The Lions showed something Sunday. They lost, but they looked like a team on par with the Falcons. It didn’t look like a mismatch, but rather a competitive game. And that, for the Lions, is a big step. It validates, in many ways, the wins over the Arizona Cardinals and the New York Giants. It shows that this team should be in playoff contention – that a division title is possible.
Simply, that they should be considered contenders.
"Absolutely," defensive tackle Akeem Spence said. "And on defense, I can speak for us up front when I say we didn’t play our best ball. We played well but I mean, there were definitely plays out there we could have made more plays but I mean, it just shows where we’re at as a football team, with a Super Bowl contender squeaking out of here with a win, I’m fine with that. You know. If we see them down the road, it’ll be another good game."

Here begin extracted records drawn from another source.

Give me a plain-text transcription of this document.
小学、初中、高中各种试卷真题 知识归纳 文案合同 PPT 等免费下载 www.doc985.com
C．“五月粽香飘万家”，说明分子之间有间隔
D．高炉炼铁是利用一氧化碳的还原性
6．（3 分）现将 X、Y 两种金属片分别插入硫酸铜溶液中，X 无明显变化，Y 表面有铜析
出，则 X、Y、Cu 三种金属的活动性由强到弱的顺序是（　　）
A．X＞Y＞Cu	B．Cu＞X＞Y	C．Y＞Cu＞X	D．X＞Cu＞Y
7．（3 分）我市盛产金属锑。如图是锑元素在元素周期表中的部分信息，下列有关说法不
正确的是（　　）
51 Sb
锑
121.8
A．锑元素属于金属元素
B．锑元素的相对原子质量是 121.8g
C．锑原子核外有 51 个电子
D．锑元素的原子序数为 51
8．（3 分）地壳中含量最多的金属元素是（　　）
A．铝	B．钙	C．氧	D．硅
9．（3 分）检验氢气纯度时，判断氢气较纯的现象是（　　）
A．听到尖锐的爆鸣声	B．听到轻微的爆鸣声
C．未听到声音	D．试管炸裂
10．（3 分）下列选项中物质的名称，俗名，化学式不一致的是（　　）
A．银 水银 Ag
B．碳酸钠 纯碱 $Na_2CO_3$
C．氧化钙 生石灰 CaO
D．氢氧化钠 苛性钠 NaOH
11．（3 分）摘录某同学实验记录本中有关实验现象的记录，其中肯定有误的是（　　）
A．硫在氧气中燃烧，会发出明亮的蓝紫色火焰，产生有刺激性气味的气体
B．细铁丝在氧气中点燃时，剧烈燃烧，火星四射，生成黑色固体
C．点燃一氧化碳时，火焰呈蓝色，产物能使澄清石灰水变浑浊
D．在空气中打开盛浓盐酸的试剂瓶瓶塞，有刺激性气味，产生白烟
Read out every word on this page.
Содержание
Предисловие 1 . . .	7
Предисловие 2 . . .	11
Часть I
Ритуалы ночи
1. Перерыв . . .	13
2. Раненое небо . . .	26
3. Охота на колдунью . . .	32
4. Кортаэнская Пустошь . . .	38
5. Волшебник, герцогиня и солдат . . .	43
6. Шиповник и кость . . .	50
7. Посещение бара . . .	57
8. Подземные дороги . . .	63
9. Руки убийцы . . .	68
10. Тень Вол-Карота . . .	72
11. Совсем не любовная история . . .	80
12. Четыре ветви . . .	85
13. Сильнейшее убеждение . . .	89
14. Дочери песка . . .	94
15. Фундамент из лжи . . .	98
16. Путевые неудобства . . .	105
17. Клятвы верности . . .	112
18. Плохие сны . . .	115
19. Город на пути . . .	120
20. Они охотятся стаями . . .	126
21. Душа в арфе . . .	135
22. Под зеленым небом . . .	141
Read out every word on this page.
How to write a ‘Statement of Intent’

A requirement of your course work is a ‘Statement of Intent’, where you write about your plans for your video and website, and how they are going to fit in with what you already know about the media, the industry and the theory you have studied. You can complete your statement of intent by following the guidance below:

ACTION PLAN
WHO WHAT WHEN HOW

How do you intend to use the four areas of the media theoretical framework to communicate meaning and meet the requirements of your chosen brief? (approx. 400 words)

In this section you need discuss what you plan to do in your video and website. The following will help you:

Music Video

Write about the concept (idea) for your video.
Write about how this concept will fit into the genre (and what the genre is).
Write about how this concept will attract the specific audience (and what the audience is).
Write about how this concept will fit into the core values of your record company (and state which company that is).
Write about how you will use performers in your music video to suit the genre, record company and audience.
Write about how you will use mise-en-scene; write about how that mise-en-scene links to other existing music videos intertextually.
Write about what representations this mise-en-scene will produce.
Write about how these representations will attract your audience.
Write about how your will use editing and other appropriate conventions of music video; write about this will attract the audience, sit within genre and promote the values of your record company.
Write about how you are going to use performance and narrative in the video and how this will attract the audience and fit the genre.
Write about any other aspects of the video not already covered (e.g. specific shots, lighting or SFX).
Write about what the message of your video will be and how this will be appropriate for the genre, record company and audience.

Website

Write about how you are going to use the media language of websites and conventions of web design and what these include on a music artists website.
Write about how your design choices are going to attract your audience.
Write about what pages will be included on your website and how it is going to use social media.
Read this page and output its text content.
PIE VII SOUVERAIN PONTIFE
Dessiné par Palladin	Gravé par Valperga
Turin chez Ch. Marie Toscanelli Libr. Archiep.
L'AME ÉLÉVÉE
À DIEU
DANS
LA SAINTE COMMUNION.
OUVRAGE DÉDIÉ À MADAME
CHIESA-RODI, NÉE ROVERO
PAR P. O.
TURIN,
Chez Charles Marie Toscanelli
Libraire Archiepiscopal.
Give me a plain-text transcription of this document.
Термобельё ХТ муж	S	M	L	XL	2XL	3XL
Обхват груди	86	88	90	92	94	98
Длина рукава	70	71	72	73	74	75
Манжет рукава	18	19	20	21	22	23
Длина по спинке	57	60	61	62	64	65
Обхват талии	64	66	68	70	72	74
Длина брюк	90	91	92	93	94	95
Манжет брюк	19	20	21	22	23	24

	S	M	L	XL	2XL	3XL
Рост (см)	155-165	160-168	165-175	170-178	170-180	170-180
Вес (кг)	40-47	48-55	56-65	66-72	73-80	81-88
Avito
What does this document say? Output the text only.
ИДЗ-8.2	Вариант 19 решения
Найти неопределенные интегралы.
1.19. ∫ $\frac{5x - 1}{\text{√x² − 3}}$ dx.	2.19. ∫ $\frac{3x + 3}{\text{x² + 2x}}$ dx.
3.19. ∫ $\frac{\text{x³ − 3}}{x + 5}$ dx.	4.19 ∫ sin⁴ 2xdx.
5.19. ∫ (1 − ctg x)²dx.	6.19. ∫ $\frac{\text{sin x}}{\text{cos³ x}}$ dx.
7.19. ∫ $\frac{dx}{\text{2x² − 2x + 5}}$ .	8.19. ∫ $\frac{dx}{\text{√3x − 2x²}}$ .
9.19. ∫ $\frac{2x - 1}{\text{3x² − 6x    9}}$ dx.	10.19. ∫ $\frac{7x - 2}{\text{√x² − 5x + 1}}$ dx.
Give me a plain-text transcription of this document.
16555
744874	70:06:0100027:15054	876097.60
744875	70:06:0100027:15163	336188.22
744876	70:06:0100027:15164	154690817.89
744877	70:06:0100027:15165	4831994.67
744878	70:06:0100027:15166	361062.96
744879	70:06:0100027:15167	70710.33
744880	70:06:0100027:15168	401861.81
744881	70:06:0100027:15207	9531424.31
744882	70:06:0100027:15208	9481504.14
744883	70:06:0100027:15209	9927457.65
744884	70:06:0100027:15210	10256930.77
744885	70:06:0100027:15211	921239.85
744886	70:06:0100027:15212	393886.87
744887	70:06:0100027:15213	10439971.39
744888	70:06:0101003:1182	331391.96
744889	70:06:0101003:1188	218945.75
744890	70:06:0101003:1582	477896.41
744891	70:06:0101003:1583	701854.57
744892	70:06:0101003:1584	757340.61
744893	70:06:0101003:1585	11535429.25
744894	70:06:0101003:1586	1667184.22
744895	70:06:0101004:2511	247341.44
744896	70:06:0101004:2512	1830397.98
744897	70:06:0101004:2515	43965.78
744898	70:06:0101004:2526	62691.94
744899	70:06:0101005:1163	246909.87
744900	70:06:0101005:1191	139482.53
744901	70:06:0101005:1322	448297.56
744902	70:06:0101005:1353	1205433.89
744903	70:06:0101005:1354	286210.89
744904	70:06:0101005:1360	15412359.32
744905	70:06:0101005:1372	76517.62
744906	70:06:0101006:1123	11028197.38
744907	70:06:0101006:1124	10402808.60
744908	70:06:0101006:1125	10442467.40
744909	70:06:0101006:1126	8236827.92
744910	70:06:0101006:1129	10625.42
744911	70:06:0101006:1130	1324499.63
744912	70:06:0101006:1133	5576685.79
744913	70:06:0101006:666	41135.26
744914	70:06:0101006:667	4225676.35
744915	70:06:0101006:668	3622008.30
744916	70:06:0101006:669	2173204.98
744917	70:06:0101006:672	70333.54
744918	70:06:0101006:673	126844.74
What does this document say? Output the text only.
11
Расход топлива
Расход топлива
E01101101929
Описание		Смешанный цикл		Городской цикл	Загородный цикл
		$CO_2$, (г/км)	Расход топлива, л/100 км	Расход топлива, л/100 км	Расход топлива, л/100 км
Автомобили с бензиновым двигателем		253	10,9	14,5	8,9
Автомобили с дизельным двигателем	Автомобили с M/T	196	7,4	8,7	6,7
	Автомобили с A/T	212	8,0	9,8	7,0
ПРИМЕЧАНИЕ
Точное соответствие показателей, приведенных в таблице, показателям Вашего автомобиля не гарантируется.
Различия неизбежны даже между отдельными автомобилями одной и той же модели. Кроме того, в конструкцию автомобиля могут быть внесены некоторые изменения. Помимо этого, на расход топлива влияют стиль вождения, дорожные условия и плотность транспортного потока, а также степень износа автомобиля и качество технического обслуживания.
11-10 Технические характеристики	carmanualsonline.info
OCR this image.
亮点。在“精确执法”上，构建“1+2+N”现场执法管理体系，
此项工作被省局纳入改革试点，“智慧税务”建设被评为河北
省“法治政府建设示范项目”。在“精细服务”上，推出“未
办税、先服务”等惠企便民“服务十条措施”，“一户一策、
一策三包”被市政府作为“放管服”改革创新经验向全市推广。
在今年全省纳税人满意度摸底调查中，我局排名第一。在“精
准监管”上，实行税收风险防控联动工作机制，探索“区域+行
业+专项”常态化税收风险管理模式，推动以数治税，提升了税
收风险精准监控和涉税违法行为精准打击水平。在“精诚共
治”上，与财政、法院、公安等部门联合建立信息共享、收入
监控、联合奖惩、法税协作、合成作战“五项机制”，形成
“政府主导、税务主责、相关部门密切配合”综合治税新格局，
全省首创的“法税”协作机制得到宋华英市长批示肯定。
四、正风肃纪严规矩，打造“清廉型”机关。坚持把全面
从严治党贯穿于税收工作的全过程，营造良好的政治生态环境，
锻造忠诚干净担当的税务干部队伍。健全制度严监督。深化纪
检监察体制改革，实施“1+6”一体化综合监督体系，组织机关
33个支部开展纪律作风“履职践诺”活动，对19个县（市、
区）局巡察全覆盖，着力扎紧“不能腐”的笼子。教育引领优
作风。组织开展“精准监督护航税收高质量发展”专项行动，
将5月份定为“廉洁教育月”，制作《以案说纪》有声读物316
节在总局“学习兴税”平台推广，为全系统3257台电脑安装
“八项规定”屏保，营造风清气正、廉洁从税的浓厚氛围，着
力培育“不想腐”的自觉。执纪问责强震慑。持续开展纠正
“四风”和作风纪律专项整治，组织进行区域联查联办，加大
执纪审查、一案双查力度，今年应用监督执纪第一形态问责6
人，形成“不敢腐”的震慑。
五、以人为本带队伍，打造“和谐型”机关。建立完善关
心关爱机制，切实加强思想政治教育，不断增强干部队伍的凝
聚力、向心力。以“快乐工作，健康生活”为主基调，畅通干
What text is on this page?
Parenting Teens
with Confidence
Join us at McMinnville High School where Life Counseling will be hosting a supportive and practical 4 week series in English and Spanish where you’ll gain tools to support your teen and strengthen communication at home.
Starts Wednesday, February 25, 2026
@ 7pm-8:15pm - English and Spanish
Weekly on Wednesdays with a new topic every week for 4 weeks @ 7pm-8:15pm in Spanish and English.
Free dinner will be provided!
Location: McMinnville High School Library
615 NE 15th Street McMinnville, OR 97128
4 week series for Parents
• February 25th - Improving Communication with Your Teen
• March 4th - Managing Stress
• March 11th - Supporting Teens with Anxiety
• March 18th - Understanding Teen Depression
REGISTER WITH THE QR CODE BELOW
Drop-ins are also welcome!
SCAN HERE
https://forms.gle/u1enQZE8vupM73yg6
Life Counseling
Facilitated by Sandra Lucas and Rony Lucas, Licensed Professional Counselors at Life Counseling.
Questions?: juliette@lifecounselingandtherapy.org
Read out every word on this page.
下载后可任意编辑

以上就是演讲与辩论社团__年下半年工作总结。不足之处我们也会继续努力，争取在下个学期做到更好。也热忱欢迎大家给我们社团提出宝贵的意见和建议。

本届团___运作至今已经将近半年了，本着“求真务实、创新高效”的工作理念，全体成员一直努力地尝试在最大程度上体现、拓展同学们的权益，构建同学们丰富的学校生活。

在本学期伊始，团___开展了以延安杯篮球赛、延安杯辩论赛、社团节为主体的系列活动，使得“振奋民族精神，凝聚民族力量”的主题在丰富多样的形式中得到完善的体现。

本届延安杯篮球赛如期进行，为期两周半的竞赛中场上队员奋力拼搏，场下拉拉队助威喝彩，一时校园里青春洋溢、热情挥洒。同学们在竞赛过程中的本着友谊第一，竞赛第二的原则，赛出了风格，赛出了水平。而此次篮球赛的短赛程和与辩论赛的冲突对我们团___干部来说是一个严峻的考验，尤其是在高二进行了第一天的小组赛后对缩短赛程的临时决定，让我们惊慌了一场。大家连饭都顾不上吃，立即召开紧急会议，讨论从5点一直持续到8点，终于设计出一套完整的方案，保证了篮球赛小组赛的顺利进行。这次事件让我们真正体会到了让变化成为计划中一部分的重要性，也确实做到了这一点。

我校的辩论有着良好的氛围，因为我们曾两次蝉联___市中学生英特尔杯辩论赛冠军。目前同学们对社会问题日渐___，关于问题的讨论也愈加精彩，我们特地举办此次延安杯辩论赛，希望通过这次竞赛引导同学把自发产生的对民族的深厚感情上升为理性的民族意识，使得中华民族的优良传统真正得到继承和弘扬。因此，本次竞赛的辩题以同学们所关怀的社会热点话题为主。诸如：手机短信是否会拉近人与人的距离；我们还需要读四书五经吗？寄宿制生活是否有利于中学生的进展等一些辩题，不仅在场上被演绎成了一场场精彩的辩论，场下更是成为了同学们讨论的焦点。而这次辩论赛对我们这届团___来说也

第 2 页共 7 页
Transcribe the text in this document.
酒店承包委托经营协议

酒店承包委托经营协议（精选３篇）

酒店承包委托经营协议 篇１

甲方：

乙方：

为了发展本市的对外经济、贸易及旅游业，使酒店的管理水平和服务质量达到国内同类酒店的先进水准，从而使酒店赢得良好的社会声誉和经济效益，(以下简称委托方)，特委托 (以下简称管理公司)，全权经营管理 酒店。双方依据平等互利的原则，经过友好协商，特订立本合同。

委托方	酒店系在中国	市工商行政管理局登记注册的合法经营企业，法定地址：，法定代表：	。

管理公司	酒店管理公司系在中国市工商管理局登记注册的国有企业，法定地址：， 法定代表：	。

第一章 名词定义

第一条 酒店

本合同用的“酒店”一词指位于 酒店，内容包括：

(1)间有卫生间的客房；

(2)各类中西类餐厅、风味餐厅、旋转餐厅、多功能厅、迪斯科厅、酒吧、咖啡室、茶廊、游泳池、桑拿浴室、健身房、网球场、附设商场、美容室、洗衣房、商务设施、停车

They were in this game largely because of their defense, even if 30 points is a lot to allow. Detroit’s defense played exceedingly well, even if it struggled with Devonta Freeman. Its offense, however, couldn’t get enough going. Too many drives ended with Matt Prater field goals instead of touchdowns. Others were thwarted by penalties, drops from Eric Ebron and three-and-outs.
"I think we’re judged by wins and losses obviously, everyone knows that," Stafford said. "Man, it could’ve been a way different game. We had opportunities and we just didn’t capitalize. Too many field goals for us, not enough touchdowns and ultimately not a touchdown at the end. If we get that, this is a whole different session.”
That, for now, is the difference between where the Lions are and where they hope to be by the end of the season. They are clearly close, but not quite there yet. A mistake here. A drop there. That was the difference for Detroit on Sunday afternoon.
The Lions' defense did a good job everywhere other than against Freeman. It picked off Falcons quarterback Matt Ryan three times (twice on tipped passes). It did a good job keeping star receiver Julio Jones in check. And the defense kept the Lions in the game as the offense struggled throughout the first half.
There was a point last season where Detroit talked a bunch about playing complementary football -- where the offense would carry the defense on a bad day, and vice versa. It’s what made the Lions, who were a dynamic group in the fourth quarter last season, a playoff team. That fourth-quarter magic ended a yard short of a win, with the Lions failing three times to score on goal-to-go from the 1 -- including Tate being a half-yard short on a third down that was initially ruled a touchdown. It was then reversed, and the 10-second clock runoff ended the game.
But the entire final drive and the first two downs were opportunities. Three of them, actually, after a penalty-filled final drive that gave the Lions a chance. But they were opportunities lost, and lost in a truly stunning fashion -- a similar feeling to how they would have felt if they had won.
Here’s the thing, though. There is hope. This team had the feel of a playoff team against the Falcons, and it should be one that is in contention for it the rest of the way. Especially since at least some Lions don't think they are quite there yet.
"No, I don’t think we’re there," Ebron said. "We’ll get there by continuing to try hard, but we’re not there yet. We let this one slip."